Quatre ans plus tard, l’homme aux mille et une facettes, Paul Ricard, que l’on considérait comme le père de la communication moderne, disparaît. Les médias rendent alors hommage à ce patron social d’avant-garde, cet homme de caractère qui a mené sa barque jusqu’au bout.

Pour se développer, le groupa a racheté au fil des ans des marques de whisky, vodka, cognac, rhum, gin et champagne (Ballantine's, Mumm, Havana Club, Martell, Jameson, Chivas, Absolut, etc.). Aujourd’hui, malgré la crise et la très forte hausse des droits et taxes sur les spiritueux depuis le 1er janvier 2012, la marque n’hésite pas à innover pour rester attractive, s’inspirant toujours de ses fondamentaux, fidèle à sa riche histoire industrielle et publicitaire.

L’innovation comme stratégie

En décidant de changer le design de la bouteille, inchangé depuis ses débuts, la société s’inscrit dans la modernité. Réalisé par l’agence londonienne Coley Porter Bell en 2011, le nouveau design permet à l’entreprise de redynamiser la marque et de se démarquer de ses concurrents en offrant un nouveau socle au Pastis.  

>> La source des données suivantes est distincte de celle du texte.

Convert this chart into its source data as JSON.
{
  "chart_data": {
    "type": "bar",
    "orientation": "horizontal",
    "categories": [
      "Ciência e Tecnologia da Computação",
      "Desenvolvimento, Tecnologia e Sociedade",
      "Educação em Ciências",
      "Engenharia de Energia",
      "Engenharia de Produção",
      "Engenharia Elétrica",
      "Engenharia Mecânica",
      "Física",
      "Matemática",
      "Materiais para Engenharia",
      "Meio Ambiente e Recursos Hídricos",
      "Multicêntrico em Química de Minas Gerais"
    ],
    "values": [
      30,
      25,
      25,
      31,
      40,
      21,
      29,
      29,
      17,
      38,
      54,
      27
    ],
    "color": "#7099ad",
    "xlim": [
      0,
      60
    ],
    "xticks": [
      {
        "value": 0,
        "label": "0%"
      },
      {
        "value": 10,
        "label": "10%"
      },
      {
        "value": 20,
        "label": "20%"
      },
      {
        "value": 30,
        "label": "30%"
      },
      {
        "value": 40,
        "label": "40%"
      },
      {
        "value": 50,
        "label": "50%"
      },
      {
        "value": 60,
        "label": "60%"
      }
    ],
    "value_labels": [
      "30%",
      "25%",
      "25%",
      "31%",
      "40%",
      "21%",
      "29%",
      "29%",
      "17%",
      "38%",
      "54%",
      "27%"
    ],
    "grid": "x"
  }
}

Encore aujourd’hui, l’innovation s’inscrit dans les gènes de Ricard. A l’occasion de la fin d’année 2013, l’entreprise a fait appel à l’artiste Guillaume Leblon, qui a redessiné de manière très visuelle et contemporaine l’étiquette de la bouteille Ricard.

Loin de se reposer sur ses acquis, le groupe Pernod-Ricard, leader des spiritueux en France (et numéro-2 mondial), continue de se renouveler tout en gardant pour base une recette inchangée depuis 1932.